J Antimicrob Chemother 2020 May 28. Epub 2020 May 28.
Laboratory for Antimicrobial Pharmacodynamics, University at Buffalo, Buffalo, NY, USA.
Background: MBL-producing strains of Enterobacteriaceae are a major public health concern. We sought to define optimal combination regimens of ceftazidime/avibactam with aztreonam in a hollow-fibre infection model (HFIM) of MBL-producing strains of Escherichia coli and Klebsiella pneumoniae.
Methods: E. coli ARLG-1013 (blaNDM-1, blaCTX-M, blaCMY, blaTEM) and K. pneumoniae ARLG-1002 (blaNDM-1, blaCTXM-15, blaDHA, blaSHV, blaTEM) were studied in the HFIM using simulated human dosing regimens of ceftazidime/avibactam and aztreonam. Experiments were designed to evaluate the effect of staggered versus simultaneous administration, infusion duration and aztreonam daily dose (6 g/day versus 8 g/day) on bacterial killing and resistance suppression. Prospective validation experiments for the most active combination regimens were performed in triplicate to ensure reproducibility.
Results: Staggered administration of the combination (ceftazidime/avibactam followed by aztreonam) was found to be inferior to simultaneous administration. Longer infusion durations (2 h and continuous infusion) also resulted in enhanced bacterial killing relative to 30 min infusions. The rate of killing was more pronounced with 8 g/day versus 6 g/day aztreonam combination regimens for both tested strains. In the prospective validation experiments, ceftazidime/avibactam with aztreonam dosed every 8 and 6 h, respectively (ceftazidime/avibactam 2/0.5 g every 8 h + aztreonam 2 g every 6 h), or ceftazidime/avibactam with aztreonam as continuous infusions resulted in maximal bacterial killing and resistance suppression over 7 days.
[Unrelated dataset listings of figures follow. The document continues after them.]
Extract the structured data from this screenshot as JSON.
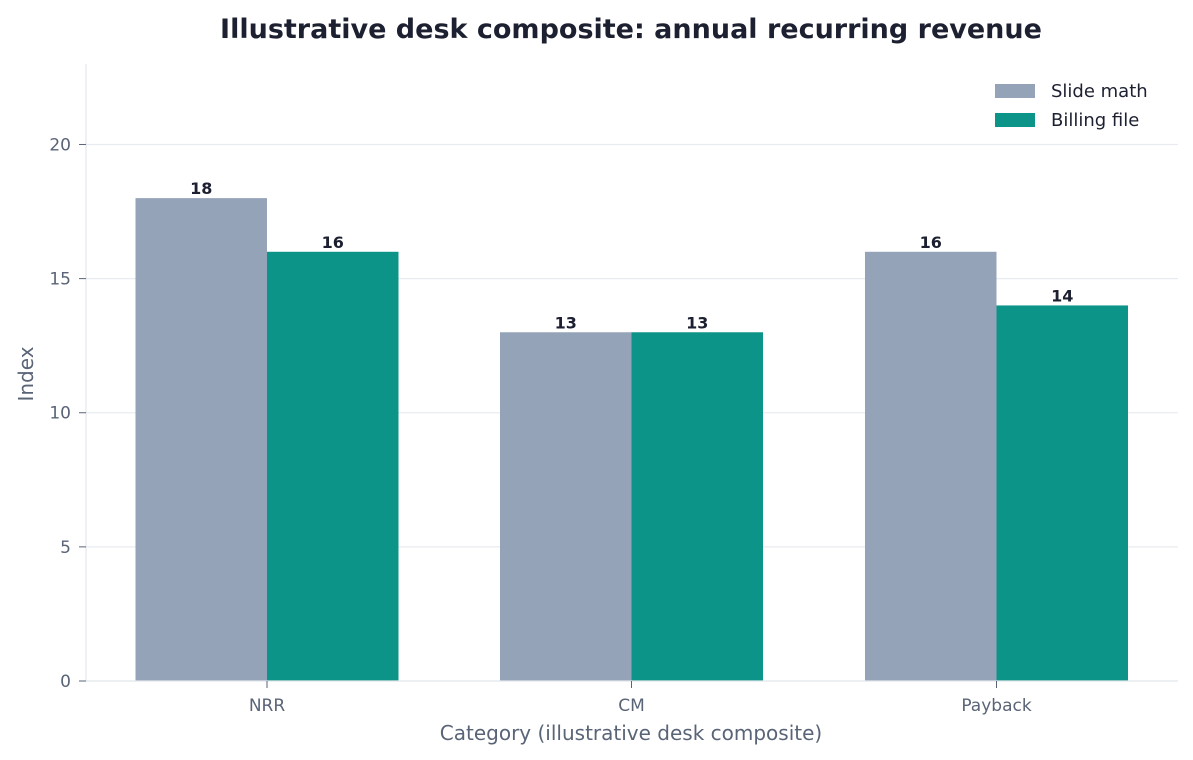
{
  "chart_data": {
    "type": "bar",
    "title": "Illustrative desk composite: annual recurring revenue",
    "xlabel": "Category (illustrative desk composite)",
    "ylabel": "Index",
    "categories": [
      "NRR",
      "CM",
      "Payback"
    ],
    "series": [
      {
        "name": "Slide math",
        "values": [
          18,
          13,
          16
        ],
        "color": "#94a3b8"
      },
      {
        "name": "Billing file",
        "values": [
          16,
          13,
          14
        ],
        "color": "#0d9488"
      }
    ],
    "ylim": [
      0,
      23
    ],
    "yticks": [
      0,
      5,
      10,
      15,
      20
    ],
    "grid": true,
    "legend_position": "top-right"
  }
}
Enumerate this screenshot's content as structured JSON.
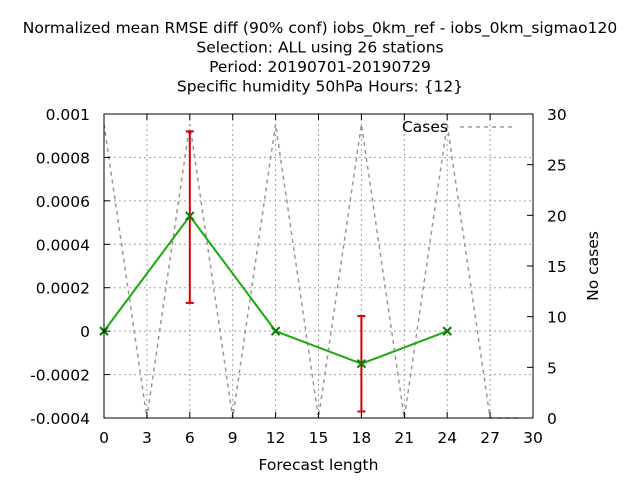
{
  "chart_data": {
    "type": "line",
    "title_lines": [
      "Normalized mean RMSE diff (90% conf) iobs_0km_ref - iobs_0km_sigmao120",
      "Selection: ALL using    26 stations",
      "Period: 20190701-20190729",
      "Specific humidity 50hPa   Hours: {12}"
    ],
    "xlabel": "Forecast length",
    "ylabel": "",
    "y2label": "No cases",
    "xlim": [
      0,
      30
    ],
    "ylim": [
      -0.0004,
      0.001
    ],
    "y2lim": [
      0,
      30
    ],
    "x_ticks": [
      "0",
      "3",
      "6",
      "9",
      "12",
      "15",
      "18",
      "21",
      "24",
      "27",
      "30"
    ],
    "y_ticks": [
      "-0.0004",
      "-0.0002",
      "0",
      "0.0002",
      "0.0004",
      "0.0006",
      "0.0008",
      "0.001"
    ],
    "y2_ticks": [
      "0",
      "5",
      "10",
      "15",
      "20",
      "25",
      "30"
    ],
    "grid": true,
    "legend": {
      "position": "top-right",
      "entries": [
        "Cases"
      ]
    },
    "series": [
      {
        "color": "#1aaa0c",
        "x": [
          0,
          6,
          12,
          18,
          24
        ],
        "y": [
          0,
          0.00053,
          0,
          -0.00015,
          0
        ],
        "error_low": [
          0,
          0.00013,
          0,
          -0.00037,
          0
        ],
        "error_high": [
          0,
          0.00092,
          0,
          7e-05,
          0
        ],
        "error_color": "#d40000"
      },
      {
        "name": "Cases",
        "axis": "y2",
        "color": "#999999",
        "dashed": true,
        "x": [
          0,
          3,
          6,
          9,
          12,
          15,
          18,
          21,
          24,
          27,
          29
        ],
        "y": [
          29,
          0,
          29,
          0,
          29,
          0,
          29,
          0,
          29,
          0,
          0
        ]
      }
    ]
  }
}
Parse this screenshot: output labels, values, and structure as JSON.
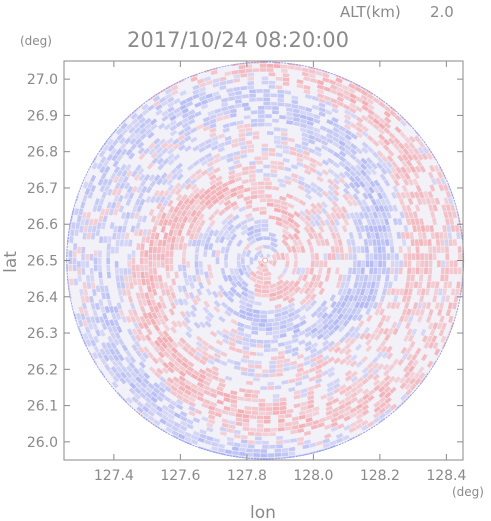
{
  "header": {
    "altitude_label": "ALT(km)",
    "altitude_value": "2.0",
    "timestamp": "2017/10/24 08:20:00",
    "y_unit": "(deg)",
    "x_unit": "(deg)"
  },
  "chart_data": {
    "type": "heatmap",
    "title": "2017/10/24 08:20:00",
    "xlabel": "lon",
    "ylabel": "lat",
    "xlim": [
      127.25,
      128.45
    ],
    "ylim": [
      25.95,
      27.05
    ],
    "x_ticks": [
      "127.4",
      "127.6",
      "127.8",
      "128.0",
      "128.2",
      "128.4"
    ],
    "y_ticks": [
      "26.0",
      "26.1",
      "26.2",
      "26.3",
      "26.4",
      "26.5",
      "26.6",
      "26.7",
      "26.8",
      "26.9",
      "27.0"
    ],
    "center": {
      "lon": 127.855,
      "lat": 26.5
    },
    "grid": false,
    "colors": {
      "positive": "#f4a3a8",
      "negative": "#a9b2f4",
      "axis": "#8a8a8a",
      "background": "#ffffff"
    }
  }
}
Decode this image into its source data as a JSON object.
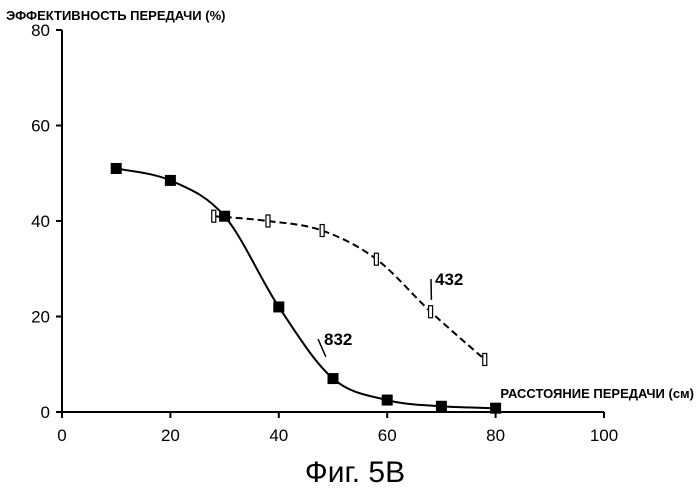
{
  "chart_data": {
    "type": "line",
    "ylabel": "ЭФФЕКТИВНОСТЬ ПЕРЕДАЧИ (%)",
    "xlabel": "РАССТОЯНИЕ ПЕРЕДАЧИ (см)",
    "caption": "Фиг. 5В",
    "xlim": [
      0,
      100
    ],
    "ylim": [
      0,
      80
    ],
    "xticks": [
      0,
      20,
      40,
      60,
      80,
      100
    ],
    "yticks": [
      0,
      20,
      40,
      60,
      80
    ],
    "grid": false,
    "series": [
      {
        "name": "832",
        "style": "solid",
        "marker": "filled-square",
        "color": "#000000",
        "x": [
          10,
          20,
          30,
          40,
          50,
          60,
          70,
          80
        ],
        "y": [
          51,
          48.5,
          41,
          22,
          7,
          2.5,
          1.2,
          0.8
        ]
      },
      {
        "name": "432",
        "style": "dashed",
        "marker": "open-bar",
        "color": "#000000",
        "x": [
          28,
          38,
          48,
          58,
          68,
          78
        ],
        "y": [
          41,
          40,
          38,
          32,
          21,
          11
        ]
      }
    ]
  }
}
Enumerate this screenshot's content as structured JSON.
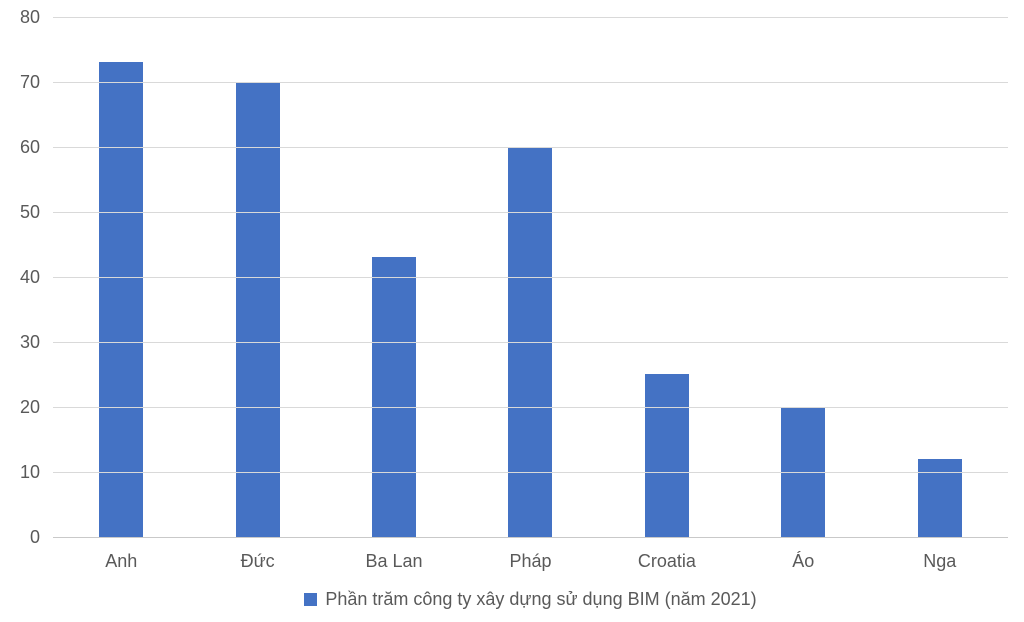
{
  "chart_data": {
    "type": "bar",
    "categories": [
      "Anh",
      "Đức",
      "Ba Lan",
      "Pháp",
      "Croatia",
      "Áo",
      "Nga"
    ],
    "values": [
      73,
      70,
      43,
      60,
      25,
      20,
      12
    ],
    "series_name": "Phần trăm công ty xây dựng sử dụng BIM (năm 2021)",
    "title": "",
    "xlabel": "",
    "ylabel": "",
    "ylim": [
      0,
      80
    ],
    "yticks": [
      0,
      10,
      20,
      30,
      40,
      50,
      60,
      70,
      80
    ],
    "grid": true,
    "legend_position": "bottom",
    "bar_color": "#4472C4",
    "gridline_color": "#D9D9D9",
    "baseline_color": "#C9C9C9",
    "label_color": "#595959",
    "background_color": "#FFFFFF"
  },
  "legend": {
    "label": "Phần trăm công ty xây dựng sử dụng BIM (năm 2021)",
    "marker": "blue-square"
  }
}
Conclusions: Simultaneous administration of aztreonam 8 g/day given as a continuous or 2 h infusion with ceftazidime/avibactam resulted in complete bacterial eradication and resistance suppression. Further study of this combination is needed with additional MBL-producing Gram-negative pathogens. The safety of this double β-lactam strategy also warrants further study in Phase 1 clinical trials.